2. Politically correct speech is demanded —— and rewarded.
In the real world it is offensive speech that requires the most protection. That basic truth should apply to the classroom even more than it applies elsewhere. When all is said and done, protecting kissy-kissy, touchy-feely, moralizing is not necessary.
The current assaults on freedom of speech in the academy show that Socialists are hellbent on silencing opposition while forcing their own message on everyone. And, as always, Socialists use tax dollars to promote their religion. Everything related to restricting freedom of speech in the classroom is being supported by tax dollars.

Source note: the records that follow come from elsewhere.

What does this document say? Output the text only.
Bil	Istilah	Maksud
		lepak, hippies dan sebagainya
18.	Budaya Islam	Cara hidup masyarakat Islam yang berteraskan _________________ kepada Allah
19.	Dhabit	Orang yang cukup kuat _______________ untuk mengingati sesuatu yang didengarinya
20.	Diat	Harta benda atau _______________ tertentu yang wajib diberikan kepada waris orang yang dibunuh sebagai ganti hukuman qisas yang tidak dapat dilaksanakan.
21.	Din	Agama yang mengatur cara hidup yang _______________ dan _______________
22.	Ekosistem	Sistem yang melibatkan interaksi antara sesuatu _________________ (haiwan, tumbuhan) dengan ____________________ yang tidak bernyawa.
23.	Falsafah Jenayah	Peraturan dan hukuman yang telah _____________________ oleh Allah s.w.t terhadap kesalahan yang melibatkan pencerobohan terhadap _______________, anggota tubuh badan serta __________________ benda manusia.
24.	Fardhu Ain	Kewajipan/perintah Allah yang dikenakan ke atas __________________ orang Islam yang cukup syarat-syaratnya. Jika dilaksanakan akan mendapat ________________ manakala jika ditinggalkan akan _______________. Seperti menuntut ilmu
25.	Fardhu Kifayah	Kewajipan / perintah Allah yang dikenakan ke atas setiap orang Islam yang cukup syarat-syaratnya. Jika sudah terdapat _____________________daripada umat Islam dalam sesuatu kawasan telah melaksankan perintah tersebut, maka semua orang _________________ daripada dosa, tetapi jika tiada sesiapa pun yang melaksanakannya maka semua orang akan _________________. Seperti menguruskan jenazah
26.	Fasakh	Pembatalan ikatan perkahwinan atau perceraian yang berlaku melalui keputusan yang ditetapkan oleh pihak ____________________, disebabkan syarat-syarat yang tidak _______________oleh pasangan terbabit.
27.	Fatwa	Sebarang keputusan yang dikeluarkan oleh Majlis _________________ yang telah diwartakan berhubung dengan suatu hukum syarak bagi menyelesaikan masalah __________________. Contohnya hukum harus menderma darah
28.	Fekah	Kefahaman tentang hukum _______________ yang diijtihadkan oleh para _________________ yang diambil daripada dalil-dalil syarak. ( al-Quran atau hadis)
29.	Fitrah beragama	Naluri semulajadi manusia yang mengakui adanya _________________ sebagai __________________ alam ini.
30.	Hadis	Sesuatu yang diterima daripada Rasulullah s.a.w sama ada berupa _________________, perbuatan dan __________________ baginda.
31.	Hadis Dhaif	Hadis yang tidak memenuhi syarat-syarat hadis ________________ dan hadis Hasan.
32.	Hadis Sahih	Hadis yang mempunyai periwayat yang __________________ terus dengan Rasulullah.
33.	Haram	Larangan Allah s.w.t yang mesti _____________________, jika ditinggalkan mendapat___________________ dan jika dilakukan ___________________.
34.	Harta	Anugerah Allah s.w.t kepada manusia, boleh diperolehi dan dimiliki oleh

Is it possible to make academic censorship a First Amendment issue? Yes —— so long as tax dollars are involved. Obviously, those folks in state and federal governments who collect and spend our tax dollars agree with limiting speech, as well as encouraging politically correct speech. Were that not true they would deny all funding to higher education for starters.
The things you cannot say, and the things you must say, is clearly an evolutionary step in America’s culture. In the past, the opponents of free speech confined their attacks on free speech to silencing it. The long-running debate used to be about shutting people up. Nowadays, it’s about making them listen as much as it is about shutting them up.
To me, “freedom of political speech” is absolute, or at least it should be. Absolute is always absolute. It is no secret that all governments just love protecting meaningless speech, while all governments claim the absolute Right to define which oral communications are dangerous. If an individual’s constitutional Rights are not as absolute as are the government’s Rights, the individual has no Rights at all. At best, the individual’s constitutional Rights are nothing more than lawyers’ laws dressed up to look prettier than they actually are.
Parenthetically, have you ever heard of a sign-talker being accused of saying anything the government finds offensive? Wouldn’t a case like that be a hoot if it ever got to the High Court?
One unshakable fact about speech: All speech, by its very nature, is most closely related to “Let the buyer beware.”
Finally, how many times did the words “limits on political speech” appear in High Court decisions before the Internet? How many times did James Madison say those words?